Miriel non seppe cosa rispondere. “Sono successe diverse cose…non ho tempo di spiegarvi ora. Siamo venuti a prendervi. Staremo a Bosco Gufo per un pò, alla Torre dei Gufi”
“Andiamo uh-uh!” esclamò d’un tratto Pennalucida.
Tara e Clipse sollevarono con cautela il dottor Cornelius, che si appoggiò pesantemente su di loro.
“State tranquillo” lo rassicurò Miriel. “Abbiamo il cordiale della regina Lucy. Ve ne somministreremo qualche goccia e starete subito meglio”
Ma l’uomo le fermò quando tentarono di fagli fare qualche passo. Tremò e dovette rimettersi seduto.
“Fermatevi e ascoltatemi” egli disse, il respiro affannoso. “Se dovete fuggire, non posso venire con voi. Sono vecchio e lento. Non guadatemi in quel modo, care ragazze, sapete che è la verità. Andate via di qui, immediatamente. Nascondetevi e pregate che Aslan venga in nostro aiuto. Perché lo farà, ne sono certo”

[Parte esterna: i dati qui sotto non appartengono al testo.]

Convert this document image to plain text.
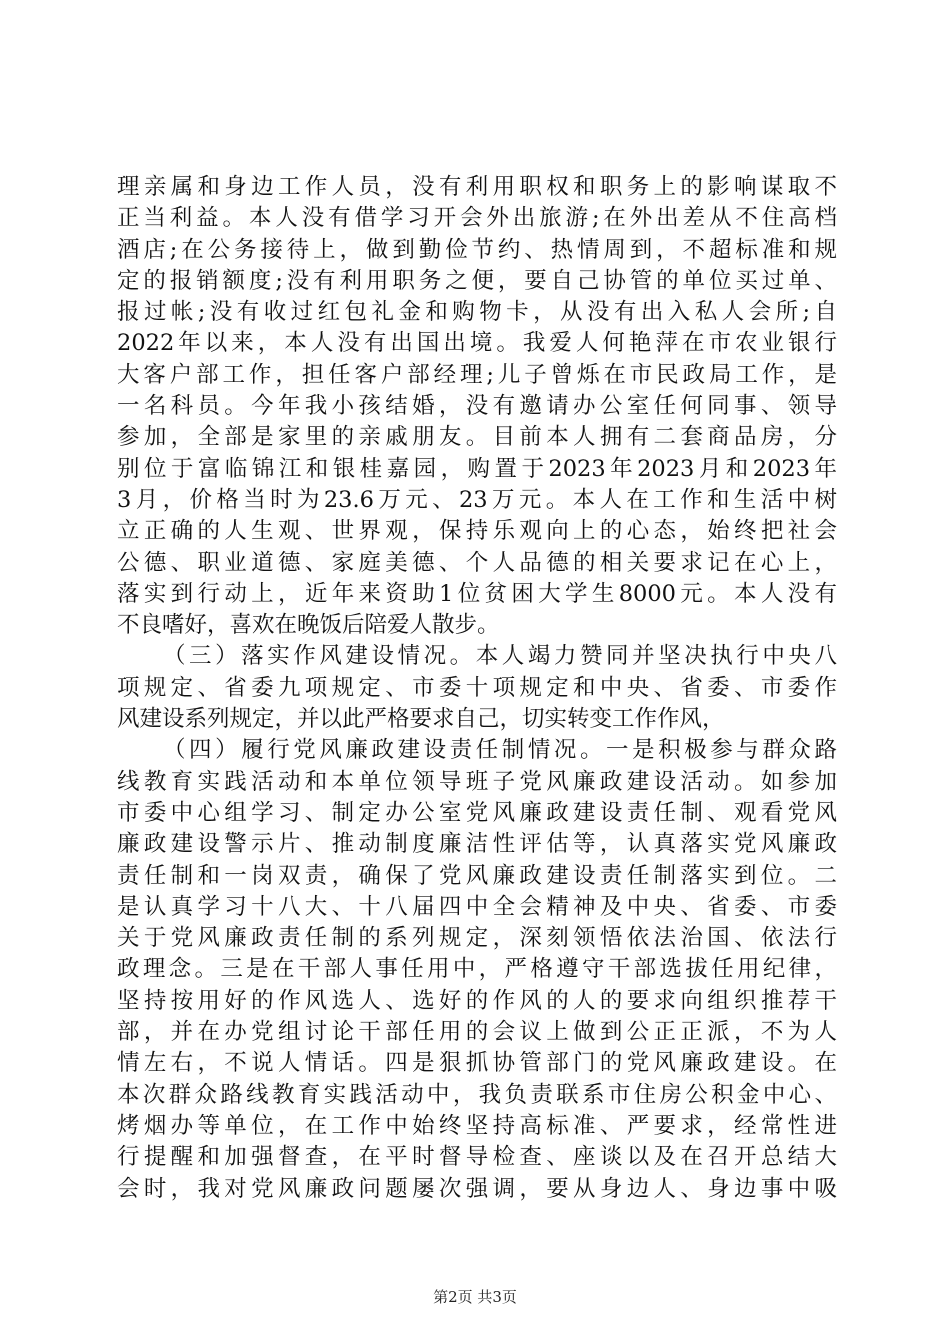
理亲属和身边工作人员，没有利用职权和职务上的影响谋取不
正当利益。本人没有借学习开会外出旅游;在外出差从不住高档
酒店;在公务接待上，做到勤俭节约、热情周到，不超标准和规
定的报销额度;没有利用职务之便，要自己协管的单位买过单、
报过帐;没有收过红包礼金和购物卡，从没有出入私人会所;自
2022年以来，本人没有出国出境。我爱人何艳萍在市农业银行
大客户部工作，担任客户部经理;儿子曾烁在市民政局工作，是
一名科员。今年我小孩结婚，没有邀请办公室任何同事、领导
参加，全部是家里的亲戚朋友。目前本人拥有二套商品房，分
别位于富临锦江和银桂嘉园，购置于2023年2023月和2023年
3月，价格当时为23.6万元、23万元。本人在工作和生活中树
立正确的人生观、世界观，保持乐观向上的心态，始终把社会
公德、职业道德、家庭美德、个人品德的相关要求记在心上，
落实到行动上，近年来资助1位贫困大学生8000元。本人没有
不良嗜好，喜欢在晚饭后陪爱人散步。
（三）落实作风建设情况。本人竭力赞同并坚决执行中央八
项规定、省委九项规定、市委十项规定和中央、省委、市委作
风建设系列规定，并以此严格要求自己，切实转变工作作风，
（四）履行党风廉政建设责任制情况。一是积极参与群众路
线教育实践活动和本单位领导班子党风廉政建设活动。如参加
市委中心组学习、制定办公室党风廉政建设责任制、观看党风
廉政建设警示片、推动制度廉洁性评估等，认真落实党风廉政
责任制和一岗双责，确保了党风廉政建设责任制落实到位。二
是认真学习十八大、十八届四中全会精神及中央、省委、市委
关于党风廉政责任制的系列规定，深刻领悟依法治国、依法行
政理念。三是在干部人事任用中，严格遵守干部选拔任用纪律，
坚持按用好的作风选人、选好的作风的人的要求向组织推荐干
部，并在办党组讨论干部任用的会议上做到公正正派，不为人
情左右，不说人情话。四是狠抓协管部门的党风廉政建设。在
本次群众路线教育实践活动中，我负责联系市住房公积金中心、
烤烟办等单位，在工作中始终坚持高标准、严要求，经常性进
行提醒和加强督查，在平时督导检查、座谈以及在召开总结大
会时，我对党风廉政问题屡次强调，要从身边人、身边事中吸
第2页 共3页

“Non vi lasceremo qui” s’infervorò Miriel “Caspian mi ucciderà se saprà che vi ho trovato e che non vi ho portato da lui”

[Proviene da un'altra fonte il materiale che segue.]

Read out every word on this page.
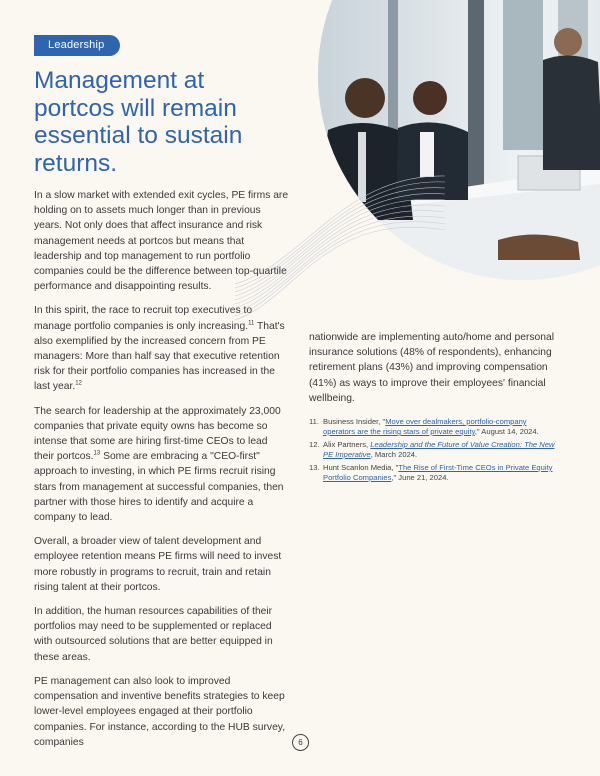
Leadership
Management at portcos will remain essential to sustain returns.

In a slow market with extended exit cycles, PE firms are holding on to assets much longer than in previous years. Not only does that affect insurance and risk management needs at portcos but means that leadership and top management to run portfolio companies could be the difference between top-quartile performance and disappointing results.

In this spirit, the race to recruit top executives to manage portfolio companies is only increasing.$^{11}$ That's also exemplified by the increased concern from PE managers: More than half say that executive retention risk for their portfolio companies has increased in the last year.$^{12}$

The search for leadership at the approximately 23,000 companies that private equity owns has become so intense that some are hiring first-time CEOs to lead their portcos.$^{13}$ Some are embracing a "CEO-first" approach to investing, in which PE firms recruit rising stars from management at successful companies, then partner with those hires to identify and acquire a company to lead.

Overall, a broader view of talent development and employee retention means PE firms will need to invest more robustly in programs to recruit, train and retain rising talent at their portcos.

In addition, the human resources capabilities of their portfolios may need to be supplemented or replaced with outsourced solutions that are better equipped in these areas.

PE management can also look to improved compensation and inventive benefits strategies to keep lower-level employees engaged at their portfolio companies. For instance, according to the HUB survey, companies

nationwide are implementing auto/home and personal insurance solutions (48% of respondents), enhancing retirement plans (43%) and improving compensation (41%) as ways to improve their employees' financial wellbeing.

11. Business Insider, "Move over dealmakers, portfolio-company operators are the rising stars of private equity," August 14, 2024.
12. Alix Partners, Leadership and the Future of Value Creation: The New PE Imperative, March 2024.
13. Hunt Scanlon Media, "The Rise of First-Time CEOs in Private Equity Portfolio Companies," June 21, 2024.
6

Cornelius sorrise. “Dite allora al mio ragazzo che questa volta andrà così. Purtroppo, le circostanze sono diverse da quel giorno al castello di Miraz” si fece molto serio e la sua espressone e la sua voce si fecero severe. “Non deve fare pazzie. Rabadash lo aspetta al varco, lui e la Regina. Per nessun motivo al mondo devono restare qui, nemmeno un minuto di più. Dovete fuggire!”

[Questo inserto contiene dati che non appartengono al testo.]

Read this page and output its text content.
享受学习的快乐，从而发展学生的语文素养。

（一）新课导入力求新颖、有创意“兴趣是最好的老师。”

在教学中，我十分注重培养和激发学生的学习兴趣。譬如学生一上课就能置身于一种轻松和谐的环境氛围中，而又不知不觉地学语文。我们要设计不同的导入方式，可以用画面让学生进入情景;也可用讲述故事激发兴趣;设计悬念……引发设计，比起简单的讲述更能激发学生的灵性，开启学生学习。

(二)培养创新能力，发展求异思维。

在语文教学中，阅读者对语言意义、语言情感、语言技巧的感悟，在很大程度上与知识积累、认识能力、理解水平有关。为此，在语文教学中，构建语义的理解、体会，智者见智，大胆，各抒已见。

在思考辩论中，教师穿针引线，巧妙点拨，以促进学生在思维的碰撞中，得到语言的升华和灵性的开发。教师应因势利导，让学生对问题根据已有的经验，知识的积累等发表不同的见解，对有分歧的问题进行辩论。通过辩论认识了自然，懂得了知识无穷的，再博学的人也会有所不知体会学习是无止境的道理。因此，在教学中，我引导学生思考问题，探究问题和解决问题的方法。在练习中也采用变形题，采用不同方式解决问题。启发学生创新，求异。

“Non sarà facile convincere il Re di questo, lo sapete meglio di me. Quando si mette in testa qualcosa non si ferma finché non l’ha portata a termine”
“E’ sempre stato così. Non si arrende mai e non si deve arrendere. Ma non è il momento giusto per combattere. Ditegli questo, Miriel.” Cornelius diede di un colpo di tosse, stringendo il braccio della Driade. “Ricordategli che deve avere sempre fede in Aslan. Deve appettare”
“Milady!” chiamò ancora Pennalucida. “Arriva qualcuno!”
“Lasciatemi qui!” esclamò Cornelius, scansando da sé le tre ragazze.
“Se pensate veramente che vi abbandonerò, per una volta avete fatto male i calcoli, caro dottore” disse una voce maschile proveniente dal passaggio segreto.
“Maestà!” esclamò l’ometto, tossendo di nuovo.
Caspian gli fu subito vicino, aiutando Tara a sollevarlo.
“Sta molto male” disse Miriel.
“Chi a il cordiale di Lucy?” chiese il Re.
“Ce l’ha Briscola. Non era con te?”
Caspian imprecò a bassa voce. “Sì, mi sta aspettando al limitare del bosco, ma avrei voluto...”. Osservò Cornelius, preoccpuato. Non voleva fargli fare sforzi.
In quel momento, tonfi insistenti sopraggiunsero dalla porta principale. “Sono qui dentro!” fece una voce dall’esterno.
“Non possono già essersi accorti che siamo qui!” sussurrò concitatamente Miriel.
“Muoviamoci!” fece Caspian, sollevando quasi di peso il povero Cornelius.
Risalirono il passaggio e si ritrovarono all’aperto. Videro con sollievo che ancora nessuno li inseguiva. Ma presto i nemici sarebbero entrati nell’Antica casa del Tesoro, attraversandola in un volo, ed entro breve gli sarebbero stati addosso.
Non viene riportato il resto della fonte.